Der eingangs zitierte jährliche Bericht zu Jobs in der Erneuerbaren-Branche ist ein Beispiel für konkrete Kooperation. In ihm erfahren politische Entscheider_innen, welche Branchen besonders viele Menschen beschäftigen - Spitzenreiter ist übrigens die Solarenergie mit 4 Millionen Arbeitsplätzen, gefolgt von der Windsparte mit 1,25 Millionen - und wie die Lage in den verschiedenen Ländern aussieht.
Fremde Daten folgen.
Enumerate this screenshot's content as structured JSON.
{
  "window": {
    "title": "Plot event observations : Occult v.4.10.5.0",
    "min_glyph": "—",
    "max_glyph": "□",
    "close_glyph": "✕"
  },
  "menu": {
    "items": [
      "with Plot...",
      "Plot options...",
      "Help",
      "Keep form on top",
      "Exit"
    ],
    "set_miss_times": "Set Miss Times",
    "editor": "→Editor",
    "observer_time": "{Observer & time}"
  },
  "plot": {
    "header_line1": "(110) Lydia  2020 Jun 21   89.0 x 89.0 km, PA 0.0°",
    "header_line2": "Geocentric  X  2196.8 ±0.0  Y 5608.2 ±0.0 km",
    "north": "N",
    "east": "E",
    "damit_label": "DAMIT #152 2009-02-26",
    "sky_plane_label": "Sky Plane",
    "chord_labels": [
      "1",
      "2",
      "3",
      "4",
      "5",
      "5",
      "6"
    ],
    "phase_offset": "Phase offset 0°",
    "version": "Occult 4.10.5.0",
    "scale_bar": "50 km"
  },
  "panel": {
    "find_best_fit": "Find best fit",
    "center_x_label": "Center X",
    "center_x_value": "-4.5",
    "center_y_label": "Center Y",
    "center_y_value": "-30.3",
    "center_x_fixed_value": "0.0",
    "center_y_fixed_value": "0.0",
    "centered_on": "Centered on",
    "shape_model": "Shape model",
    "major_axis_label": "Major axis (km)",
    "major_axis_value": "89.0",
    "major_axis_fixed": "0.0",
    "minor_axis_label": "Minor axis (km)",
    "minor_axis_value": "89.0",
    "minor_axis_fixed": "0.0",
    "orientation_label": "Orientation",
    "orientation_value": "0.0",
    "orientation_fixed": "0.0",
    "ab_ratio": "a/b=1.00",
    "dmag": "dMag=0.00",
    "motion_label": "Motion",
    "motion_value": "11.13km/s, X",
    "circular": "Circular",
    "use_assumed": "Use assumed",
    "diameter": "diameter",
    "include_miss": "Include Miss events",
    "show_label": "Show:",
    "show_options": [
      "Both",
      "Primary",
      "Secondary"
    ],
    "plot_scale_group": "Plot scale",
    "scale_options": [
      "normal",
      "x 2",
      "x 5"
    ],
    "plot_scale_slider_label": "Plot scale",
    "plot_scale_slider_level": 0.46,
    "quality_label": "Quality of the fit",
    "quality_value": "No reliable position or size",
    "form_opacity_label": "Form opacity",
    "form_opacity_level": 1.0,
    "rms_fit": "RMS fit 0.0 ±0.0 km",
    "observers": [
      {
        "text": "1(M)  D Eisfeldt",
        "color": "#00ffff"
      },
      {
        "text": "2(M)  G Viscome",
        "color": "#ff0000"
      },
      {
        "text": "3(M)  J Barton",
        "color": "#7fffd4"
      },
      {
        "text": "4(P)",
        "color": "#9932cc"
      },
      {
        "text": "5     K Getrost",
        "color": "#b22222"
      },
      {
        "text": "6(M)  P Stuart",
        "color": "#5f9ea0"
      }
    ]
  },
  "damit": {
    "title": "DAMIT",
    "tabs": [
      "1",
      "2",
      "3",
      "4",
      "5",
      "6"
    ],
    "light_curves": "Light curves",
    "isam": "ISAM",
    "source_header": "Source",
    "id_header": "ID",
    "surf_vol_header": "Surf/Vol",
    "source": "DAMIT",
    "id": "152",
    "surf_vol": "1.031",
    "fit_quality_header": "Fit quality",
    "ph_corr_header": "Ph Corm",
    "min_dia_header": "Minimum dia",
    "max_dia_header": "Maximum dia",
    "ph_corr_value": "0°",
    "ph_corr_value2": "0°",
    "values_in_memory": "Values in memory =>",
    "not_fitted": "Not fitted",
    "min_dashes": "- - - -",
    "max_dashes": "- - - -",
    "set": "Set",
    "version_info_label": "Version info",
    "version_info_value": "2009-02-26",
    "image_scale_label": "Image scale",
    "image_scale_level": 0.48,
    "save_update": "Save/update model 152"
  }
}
So sind derzeit fast zwei von fünf Arbeitsplätzen der Branche in China verortet, es folgen Brasilien, Indien, die USA und die EU.
Doch auch in ärmeren Ländern wächst die Zahl der Arbeitsplätze, was ILO und IRENA auch deshalb begrüßen, weil sie gemeinsam mehr inländische Wertschöpfungsketten fordern. Einerseits würden dadurch mehr und bessere Arbeitsplätze überall auf der Welt gefördert, andererseits das globale Wachstum Erneuerbarer auch dann sichergestellt, wenn etwa eine Pandemie den globalen Handel zum Stillstand bringt. Ein gutes Beispiel dafür, wie sich die Interessen von ILO und IRENA überlappen.
Der Autor: Marc Engelhardt arbeitet als Journalist in Genf.